How can I differentiate between a heart attack and heartburn?

2 answers | Last updated: Sep 14, 2017
Buddybob asked...

I had a heat attack 3 years ago and didn't know it. It came in the form of heartburn only and it was intense in the top of my chest. Take my resting HR monthly and discovered 4th beat missing. Doctor did an ekg confirmed the heart attack. Ordered stress test no damage. Last night I had same type of heartburn and took 2 asprin and pepto and it disappeared in 2 hours (I would have been to ER in the 3 hour time frame). This heartburn seemed to be less intense but still scared me. How can I differentiate between a heart attack and heartburn? There are none of the normal symptoms - what eles can I look for?

Expert Answers

Carolyn Strimike, N.P. and Margie Latrella, N.P. are cardiac nurse practitioners specializing in the prevention of heart disease and stroke. They have over 40 years of nursing experience in Cardiology between them. The main goal of their work is to counsel, motivate and empower women to adopt healthy lifestyle choices.

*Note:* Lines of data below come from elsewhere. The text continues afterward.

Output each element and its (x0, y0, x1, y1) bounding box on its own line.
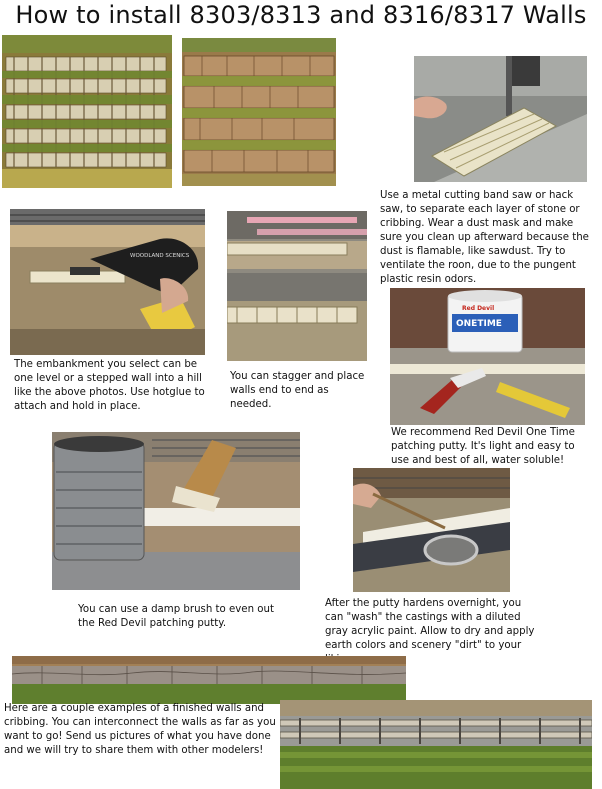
finished-caption: Here are a couple examples of a finished walls and cribbing. You can interconnect the walls as far as you want to go! Send us pictures of what you have done and we will try to share them with other modelers! (4, 703, 276, 756)
putty-brand-label: Red Devil (462, 305, 495, 312)
band-saw-photo (414, 56, 587, 182)
page-title: How to install 8303/8313 and 8316/8317 Walls (15, 1, 587, 29)
stagger-caption: You can stagger and place walls end to end as needed. (230, 371, 365, 410)
putty-caption: We recommend Red Devil One Time patching putty. It's light and easy to use and best of all, water soluble! (391, 427, 575, 466)
cribbing-wall-photo (2, 35, 172, 188)
finished-cribbing-photo (280, 700, 592, 789)
putty-name-label: ONETIME (456, 319, 502, 329)
damp-brush-photo (52, 432, 300, 590)
band-saw-caption: Use a metal cutting band saw or hack saw, to separate each layer of stone or cribbing. Wear a dust mask and make sure you clean up afterward because the dust is flamable, like sawdust. Try to ventilate the roon, due to the pungent plastic resin odors. (380, 190, 589, 285)
putty-bucket-photo (390, 288, 585, 425)
stagger-walls-photo (227, 211, 367, 361)
damp-brush-caption: You can use a damp brush to even out the Red Devil patching putty. (78, 604, 274, 629)
finished-wall-photo (12, 656, 406, 704)
stone-wall-photo (182, 38, 336, 186)
wash-caption: After the putty hardens overnight, you can "wash" the castings with a diluted gray acrylic paint. Allow to dry and apply earth colors and scenery "dirt" to your (325, 598, 535, 651)
wash-castings-photo (353, 468, 510, 592)
embankment-caption: The embankment you select can be one level or a stepped wall into a hill like the above photos. Use hotglue to attach and hold in place. (14, 359, 205, 412)
hot-glue-photo (10, 209, 205, 355)
glue-gun-brand-label: WOODLAND SCENICS (130, 253, 190, 259)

Sorry to hear about your past heart attack. It can be very difficult to tell the difference between heartburn and heart attack when your symptoms really mimic those of heartburn. You did the right thing taking the aspirin when you experienced the discomfort that was similar to your heart attack, however, any discomfort that is similar to previous heart attack symptoms or "scares" you should be evaluated immediately. You didn't go to the emergency room, but you should call your cardiologist and explain the episode. He/She will most likely want to re-evaluate you with another stress test or even a cardiac catheterization.

Heart attack symptoms can really vary. The classic symptoms are chest,left arm, or jaw discomfort, shortness of breath, nausea, and sweating. Not everyone gets the classic symptoms...heartburn type discomfort, shoulder blade pain, extreme fatigue, decreased energy levels can also indicate a problem.

It is very important to keep all of your risk factors well controlled. These include blood pressure, cholesterol levels, sugar levels, don't smoke, exercise regularly (as permitted by your healthcare provider), and eat a healthy diet.

Finally, take all medications as prescribed and see your cardiologist routinely. Definitely make an appointment (if you haven't done so already)to let him/her know about your recent experience. It may only be heartburn, but there is no way to be sure until you check out your heart first.

Community Answers

Bunbado answered...

The key is rehabilitation. This is an 18 to 27 week thing. When my heart quit in 1997, there was 5 per cent damage done. By following this person's strict guidelines, my herart regained it's strength. Medication was involved and I took this diligently--none of this I am smarter than the doctors and the rehabilitation person in charge. Today some of the medication has been reduced to 4 prescriptions and two over the counter drugs. Everyday I must exercise 45 minutes. Yes, I get tired, but my life depends upon this everyday no exceptions routine. Thus I am a firm believer in following instructions to the letter and I believe in rehabilitation with the continuing everyday for the rest of aperson's life exercise program. Am 62 years old now.